Recordando a sua provação ao aborto, Mariana descreve sentado com outras 20 mulheres numa sala de espera improvisada. A mulher que organizava os pacientes não lhe dava nenhuma informação sobre o que aconteceria ou quando. Uma vez finalmente dentro da "sala de cirurgia", ela recebeu uma injeção. “Acordei em outra sala, sangrando”, disse Mariana. "Eu perguntei o que aconteceu e uma mulher acabou de me dizer que estava tudo bem."
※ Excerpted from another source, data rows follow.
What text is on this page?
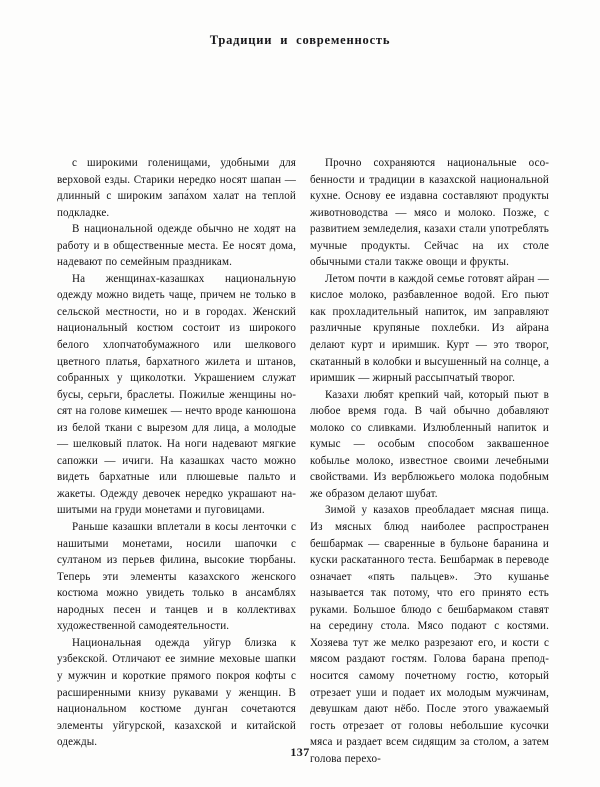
Традиции и современность

с широкими голенищами, удобными для верховой езды. Старики нередко носят шапан — длинный с широким запа́хом халат на теплой подкладке.

В национальной одежде обычно не ходят на работу и в общественные места. Ее носят дома, надевают по семейным праздникам.

На женщинах-казашках национальную одежду можно видеть чаще, причем не только в сельской местности, но и в городах. Женский национальный костюм состоит из широкого белого хлопчатобумажного или шелкового цветного платья, бархатного жилета и штанов, собранных у щиколотки. Украшением служат бусы, серьги, браслеты. Пожилые женщины носят на голове кимешек — нечто вроде канюшона из белой ткани с вырезом для лица, а молодые — шелковый платок. На ноги надевают мягкие сапожки — ичиги. На казашках часто можно видеть бархатные или плюшевые пальто и жакеты. Одежду девочек нередко украшают нашитыми на груди монетами и пуговицами.

Раньше казашки вплетали в косы ленточки с нашитыми монетами, носили шапочки с султаном из перьев филина, высокие тюрбаны. Теперь эти элементы казахского женского костюма можно увидеть только в ансамблях народных песен и танцев и в коллективах художественной самодеятельности.

Национальная одежда уйгур близка к узбекской. Отличают ее зимние меховые шапки у мужчин и короткие прямого покроя кофты с расширенными книзу рукавами у женщин. В национальном костюме дунган сочетаются элементы уйгурской, казахской и китайской одежды.

Прочно сохраняются национальные особенности и традиции в казахской национальной кухне. Основу ее издавна составляют продукты животноводства — мясо и молоко. Позже, с развитием земледелия, казахи стали употреблять мучные продукты. Сейчас на их столе обычными стали также овощи и фрукты.

Летом почти в каждой семье готовят айран — кислое молоко, разбавленное водой. Его пьют как прохладительный напиток, им заправляют различные крупяные похлебки. Из айрана делают курт и иримшик. Курт — это творог, скатанный в колобки и высушенный на солнце, а иримшик — жирный рассыпчатый творог.

Казахи любят крепкий чай, который пьют в любое время года. В чай обычно добавляют молоко со сливками. Излюбленный напиток и кумыс — особым способом заквашенное кобылье молоко, известное своими лечебными свойствами. Из верблюжьего молока подобным же образом делают шубат.

Зимой у казахов преобладает мясная пища. Из мясных блюд наиболее распространен бешбармак — сваренные в бульоне баранина и куски раскатанного теста. Бешбармак в переводе означает «пять пальцев». Это кушанье называется так потому, что его принято есть руками. Большое блюдо с бешбармаком ставят на середину стола. Мясо подают с костями. Хозяева тут же мелко разрезают его, и кости с мясом раздают гостям. Голова барана преподносится самому почетному гостю, который отрезает уши и подает их молодым мужчинам, девушкам дают нёбо. После этого уважаемый гость отрезает от головы небольшие кусочки мяса и раздает всем сидящим за столом, а затем голова перехо-

137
De volta ao carro com o namorado, ela chorou. "Eu matei meu filho, eu repetia de novo e de novo na minha cabeça", disse ela. Rafael apenas chorou com alívio que ela estava de volta em um pedaço. “Isso é uma coisa extremamente difícil de passar, e o fato de você ter que passar por esse processo ilegal, onde você está totalmente no escuro, torna tudo muito pior”, disse Mariana. "É degradante."



* Os nomes de Mariana e Rafael foram alterados para proteger suas identidades.
Partes deste artigo foram publicadas anteriormente em 11 de dezembro de 2014, artigo da Guardian : “Mulheres brasileiras recorrem a medidas desesperadas após o aborto”.